The Prashna Upanishad is a series philosophical poems presented as questions (prashna) inquired by various Hindu sages (Rishi) and answered by Sage Pippalada. The questions discuss knowledge about Brahman, the relation of the individual (Purusha) with the universal (Atman), meditation, immortality and various other Spiritual topics. This commentar...
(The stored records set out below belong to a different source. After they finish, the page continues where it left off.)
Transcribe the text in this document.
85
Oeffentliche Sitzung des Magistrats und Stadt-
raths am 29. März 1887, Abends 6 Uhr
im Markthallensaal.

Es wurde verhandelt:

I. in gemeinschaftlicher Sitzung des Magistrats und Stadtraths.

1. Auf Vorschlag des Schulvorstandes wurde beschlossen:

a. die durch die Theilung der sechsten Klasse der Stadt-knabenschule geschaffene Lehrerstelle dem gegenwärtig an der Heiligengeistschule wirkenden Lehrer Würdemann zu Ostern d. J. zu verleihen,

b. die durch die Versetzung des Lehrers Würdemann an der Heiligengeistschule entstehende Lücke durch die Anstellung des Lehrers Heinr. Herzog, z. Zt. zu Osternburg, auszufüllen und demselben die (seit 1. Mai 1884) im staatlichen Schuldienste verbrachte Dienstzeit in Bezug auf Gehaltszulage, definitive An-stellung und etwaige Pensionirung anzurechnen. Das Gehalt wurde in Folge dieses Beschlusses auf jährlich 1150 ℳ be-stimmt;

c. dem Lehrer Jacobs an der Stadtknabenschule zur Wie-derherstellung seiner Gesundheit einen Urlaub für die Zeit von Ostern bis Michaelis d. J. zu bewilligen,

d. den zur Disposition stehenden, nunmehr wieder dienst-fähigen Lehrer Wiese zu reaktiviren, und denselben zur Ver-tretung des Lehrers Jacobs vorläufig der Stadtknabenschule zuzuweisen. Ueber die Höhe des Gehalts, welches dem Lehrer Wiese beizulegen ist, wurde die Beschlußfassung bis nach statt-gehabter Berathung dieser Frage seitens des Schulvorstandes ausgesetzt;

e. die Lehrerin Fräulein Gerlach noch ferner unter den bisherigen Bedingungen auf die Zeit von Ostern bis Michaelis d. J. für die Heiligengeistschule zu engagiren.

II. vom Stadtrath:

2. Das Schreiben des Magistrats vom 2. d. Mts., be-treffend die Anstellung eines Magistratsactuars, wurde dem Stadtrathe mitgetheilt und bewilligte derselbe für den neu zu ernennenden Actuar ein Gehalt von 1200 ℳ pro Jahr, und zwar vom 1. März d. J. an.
एष हि द्रष्ट स्प्रष्टा श्रोता घ्राता रसयिता मन्ता बोद्धा कर्ता विज्ञानात्मा पुरुषः । स परेऽक्शर आत्मनि संप्रतिष्ठते ॥ ९ ॥

eṣa hi draṣṭa spraṣṭā śrotā ghrātā rasayitā mantā boddhā kartā vijñānātmā puruṣaḥ । sa pare'kśara ātmani saṃpratiṣṭhate || 9 ||

9. This is the seer, toucher, hearer, smeller, taster, the thinker, the knower, the doer, the intelligent entity, Purusha. He becomes merged in the Supreme, undecaying Âtman.

 

 

Shankara’s Commentary:

Com.—Then, the self which has entered here, like the sun in the water, etc., with the attributes of enjoyer and doer; this is the seer, toucher, hearer, smeller, taster, thinker, knower, doer, the intelligent self (Vignana means the intellect being the instrument by which things are known). Here, it means, he who knows, i.e., the knower. Vignanatma, of the nature of knower. The meaning is that he is a knower by his nature. Purusha, because full of, i.e., subject to the conditions above described, i.e., the nature of effects and instruments. And he enters into the supreme undecaying Âtman, the supporter of the universe, as the reflected image of the sun, etc., in water enters into the sun, etc.